– Pobre hombre. ¡Qué horror!.
– Sí, pobre hombre. Pero, por una vez en la vida, hizo lo que tenía que hacer y vino directamente a Croy, a decírselo a Archie. Ya eran las siete y papá estaba fuera, con los perros. No se había acostado al volver del baile. Se dio un baño y volvió a vestirse. Cuando sacó a los perros, vio venir a Willy y éste le contó lo que había encontrado.
Lucilla imaginó la escena. Pensó en su padre y le pareció que no iba a poder resistirlo, porque Pandora era su hermana y él la quería mucho, y durante muchos años había esperado que volviera a Croy; y ella había vuelto, y ahora se había ido para siempre.
– ¿Y qué hizo papá?
– Yo aún dormía. Me despertó. Fuimos a la habitación de Pandora. El frasco de perfume estaba roto, en el lavabo. Debió de caérsele. El lavabo estaba lleno de cristales y el olor que había en la habitación mareaba, como si fuera una droga. Descorrimos las cortinas y abrimos las ventanas. Y entonces pensamos que tendríamos que buscar algún indicio. No tuvimos que buscar mucho, porque en el escritorio había un sobre con una carta para tu padre.
– ¿Qué decía?
– No mucho. Sólo que lo sentía, que la perdonáramos y… hablaba de dinero. La casa de Mallorca. Decía que estaba cansada, que no podía seguir luchando, pero no explicaba la causa.
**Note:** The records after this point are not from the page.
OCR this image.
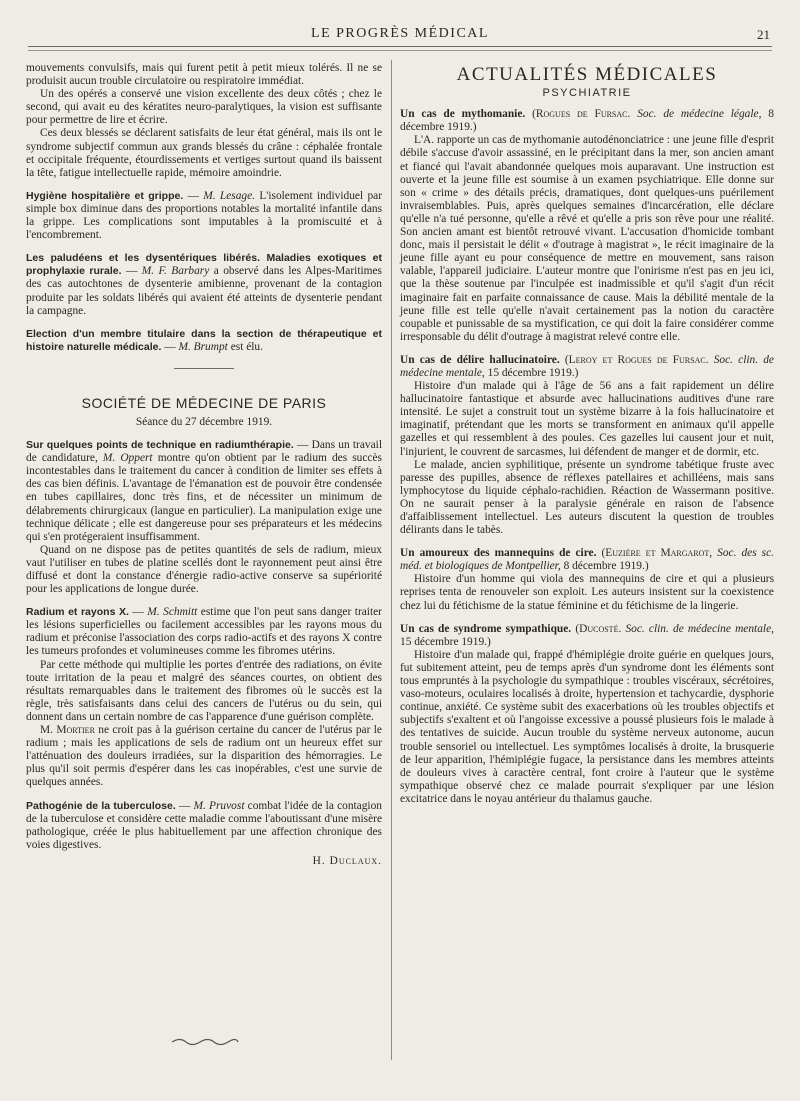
LE PROGRÈS MÉDICAL	21

mouvements convulsifs, mais qui furent petit à petit mieux tolérés. Il ne se produisit aucun trouble circulatoire ou respiratoire immédiat.

Un des opérés a conservé une vision excellente des deux côtés ; chez le second, qui avait eu des kératites neuro-paralytiques, la vision est suffisante pour permettre de lire et écrire.

Ces deux blessés se déclarent satisfaits de leur état général, mais ils ont le syndrome subjectif commun aux grands blessés du crâne : céphalée frontale et occipitale fréquente, étourdissements et vertiges surtout quand ils baissent la tête, fatigue intellectuelle rapide, mémoire amoindrie.

Hygiène hospitalière et grippe. — M. Lesage. L'isolement individuel par simple box diminue dans des proportions notables la mortalité infantile dans la grippe. Les complications sont imputables à la promiscuité et à l'encombrement.

Les paludéens et les dysentériques libérés. Maladies exotiques et prophylaxie rurale. — M. F. Barbary a observé dans les Alpes-Maritimes des cas autochtones de dysenterie amibienne, provenant de la contagion produite par les soldats libérés qui avaient été atteints de dysenterie pendant la campagne.

Election d'un membre titulaire dans la section de thérapeutique et histoire naturelle médicale. — M. Brumpt est élu.

SOCIÉTÉ DE MÉDECINE DE PARIS
Séance du 27 décembre 1919.

Sur quelques points de technique en radiumthérapie. — Dans un travail de candidature, M. Oppert montre qu'on obtient par le radium des succès incontestables dans le traitement du cancer à condition de limiter ses effets à des cas bien définis. L'avantage de l'émanation est de pouvoir être condensée en tubes capillaires, donc très fins, et de nécessiter un minimum de délabrements chirurgicaux (langue en particulier). La manipulation exige une technique délicate ; elle est dangereuse pour ses préparateurs et les médecins qui s'en protégeraient insuffisamment.

Quand on ne dispose pas de petites quantités de sels de radium, mieux vaut l'utiliser en tubes de platine scellés dont le rayonnement peut ainsi être diffusé et dont la constance d'énergie radio-active conserve sa supériorité pour les applications de longue durée.

Radium et rayons X. — M. Schmitt estime que l'on peut sans danger traiter les lésions superficielles ou facilement accessibles par les rayons mous du radium et préconise l'association des corps radio-actifs et des rayons X contre les tumeurs profondes et volumineuses comme les fibromes utérins.

Par cette méthode qui multiplie les portes d'entrée des radiations, on évite toute irritation de la peau et malgré des séances courtes, on obtient des résultats remarquables dans le traitement des fibromes où le succès est la règle, très satisfaisants dans celui des cancers de l'utérus ou du sein, qui donnent dans un certain nombre de cas l'apparence d'une guérison complète.

M. Mortier ne croit pas à la guérison certaine du cancer de l'utérus par le radium ; mais les applications de sels de radium ont un heureux effet sur l'atténuation des douleurs irradiées, sur la disparition des hémorragies. Le plus qu'il soit permis d'espérer dans les cas inopérables, c'est une survie de quelques années.

Pathogénie de la tuberculose. — M. Pruvost combat l'idée de la contagion de la tuberculose et considère cette maladie comme l'aboutissant d'une misère pathologique, créée le plus habituellement par une affection chronique des voies digestives.

H. Duclaux.
ACTUALITÉS MÉDICALES
PSYCHIATRIE

Un cas de mythomanie. (Rogues de Fursac. Soc. de médecine légale, 8 décembre 1919.)

L'A. rapporte un cas de mythomanie autodénonciatrice : une jeune fille d'esprit débile s'accuse d'avoir assassiné, en le précipitant dans la mer, son ancien amant et fiancé qui l'avait abandonnée quelques mois auparavant. Une instruction est ouverte et la jeune fille est soumise à un examen psychiatrique. Elle donne sur son « crime » des détails précis, dramatiques, dont quelques-uns puérilement invraisemblables. Puis, après quelques semaines d'incarcération, elle déclare qu'elle n'a tué personne, qu'elle a rêvé et qu'elle a pris son rêve pour une réalité. Son ancien amant est bientôt retrouvé vivant. L'accusation d'homicide tombant donc, mais il persistait le délit « d'outrage à magistrat », le récit imaginaire de la jeune fille ayant eu pour conséquence de mettre en mouvement, sans raison valable, l'appareil judiciaire. L'auteur montre que l'onirisme n'est pas en jeu ici, que la thèse soutenue par l'inculpée est inadmissible et qu'il s'agit d'un récit imaginaire fait en parfaite connaissance de cause. Mais la débilité mentale de la jeune fille est telle qu'elle n'avait certainement pas la notion du caractère coupable et punissable de sa mystification, ce qui doit la faire considérer comme irresponsable du délit d'outrage à magistrat relevé contre elle.

Un cas de délire hallucinatoire. (Leroy et Rogues de Fursac. Soc. clin. de médecine mentale, 15 décembre 1919.)

Histoire d'un malade qui à l'âge de 56 ans a fait rapidement un délire hallucinatoire fantastique et absurde avec hallucinations auditives d'une rare intensité. Le sujet a construit tout un système bizarre à la fois hallucinatoire et imaginatif, prétendant que les morts se transforment en animaux qu'il appelle gazelles et qui ressemblent à des poules. Ces gazelles lui causent jour et nuit, l'injurient, le couvrent de sarcasmes, lui défendent de manger et de dormir, etc.

Le malade, ancien syphilitique, présente un syndrome tabétique fruste avec paresse des pupilles, absence de réflexes patellaires et achilléens, mais sans lymphocytose du liquide céphalo-rachidien. Réaction de Wassermann positive. On ne saurait penser à la paralysie générale en raison de l'absence d'affaiblissement intellectuel. Les auteurs discutent la question de troubles délirants dans le tabès.

Un amoureux des mannequins de cire. (Euzière et Margarot, Soc. des sc. méd. et biologiques de Montpellier, 8 décembre 1919.)

Histoire d'un homme qui viola des mannequins de cire et qui a plusieurs reprises tenta de renouveler son exploit. Les auteurs insistent sur la coexistence chez lui du fétichisme de la statue féminine et du fétichisme de la lingerie.

Un cas de syndrome sympathique. (Ducosté. Soc. clin. de médecine mentale, 15 décembre 1919.)

Histoire d'un malade qui, frappé d'hémiplégie droite guérie en quelques jours, fut subitement atteint, peu de temps après d'un syndrome dont les éléments sont tous empruntés à la psychologie du sympathique : troubles viscéraux, sécrétoires, vaso-moteurs, oculaires localisés à droite, hypertension et tachycardie, dysphorie continue, anxiété. Ce système subit des exacerbations où les troubles objectifs et subjectifs s'exaltent et où l'angoisse excessive a poussé plusieurs fois le malade à des tentatives de suicide. Aucun trouble du système nerveux autonome, aucun trouble sensoriel ou intellectuel. Les symptômes localisés à droite, la brusquerie de leur apparition, l'hémiplégie fugace, la persistance dans les membres atteints de douleurs vives à caractère central, font croire à l'auteur que le système sympathique observé chez ce malade pourrait s'expliquer par une lésion excitatrice dans le noyau antérieur du thalamus gauche.
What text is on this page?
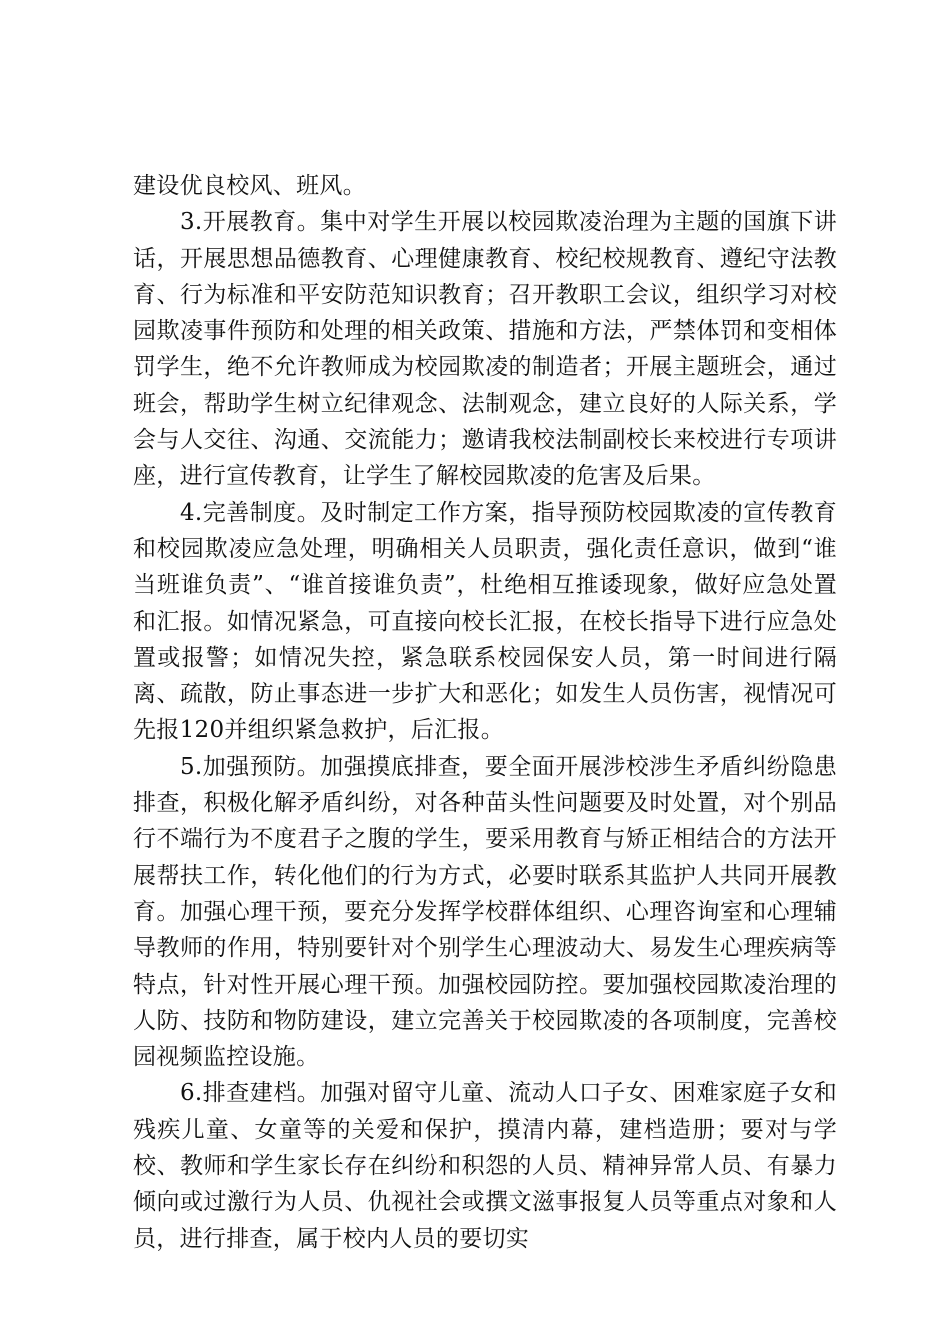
建设优良校风、班风。

3.开展教育。集中对学生开展以校园欺凌治理为主题的国旗下讲话，开展思想品德教育、心理健康教育、校纪校规教育、遵纪守法教育、行为标准和平安防范知识教育；召开教职工会议，组织学习对校园欺凌事件预防和处理的相关政策、措施和方法，严禁体罚和变相体罚学生，绝不允许教师成为校园欺凌的制造者；开展主题班会，通过班会，帮助学生树立纪律观念、法制观念，建立良好的人际关系，学会与人交往、沟通、交流能力；邀请我校法制副校长来校进行专项讲座，进行宣传教育，让学生了解校园欺凌的危害及后果。

4.完善制度。及时制定工作方案，指导预防校园欺凌的宣传教育和校园欺凌应急处理，明确相关人员职责，强化责任意识，做到“谁当班谁负责”、“谁首接谁负责”，杜绝相互推诿现象，做好应急处置和汇报。如情况紧急，可直接向校长汇报，在校长指导下进行应急处置或报警；如情况失控，紧急联系校园保安人员，第一时间进行隔离、疏散，防止事态进一步扩大和恶化；如发生人员伤害，视情况可先报120并组织紧急救护，后汇报。

5.加强预防。加强摸底排查，要全面开展涉校涉生矛盾纠纷隐患排查，积极化解矛盾纠纷，对各种苗头性问题要及时处置，对个别品行不端行为不度君子之腹的学生，要采用教育与矫正相结合的方法开展帮扶工作，转化他们的行为方式，必要时联系其监护人共同开展教育。加强心理干预，要充分发挥学校群体组织、心理咨询室和心理辅导教师的作用，特别要针对个别学生心理波动大、易发生心理疾病等特点，针对性开展心理干预。加强校园防控。要加强校园欺凌治理的人防、技防和物防建设，建立完善关于校园欺凌的各项制度，完善校园视频监控设施。

6.排查建档。加强对留守儿童、流动人口子女、困难家庭子女和残疾儿童、女童等的关爱和保护，摸清内幕，建档造册；要对与学校、教师和学生家长存在纠纷和积怨的人员、精神异常人员、有暴力倾向或过激行为人员、仇视社会或撰文滋事报复人员等重点对象和人员，进行排查，属于校内人员的要切实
Debe de haberse sentido muy desgraciada. Y nosotros, sin sospecharlo. Ninguno de nosotros sospechaba ni tenía la más remota idea de lo que pasaba en su interior. Si yo lo hubiera sabido… Hubiera sido más sensible, más amable. Tal vez hubiera podido hablarle, ayudarla.
– ¿Y cómo ibas a saberlo? No tienes que reprochártelo. Claro que no sabías lo que pensaba Pandora, nadie podía saberlo.
– Creí que éramos amigas. Creí que estábamos compenetradas.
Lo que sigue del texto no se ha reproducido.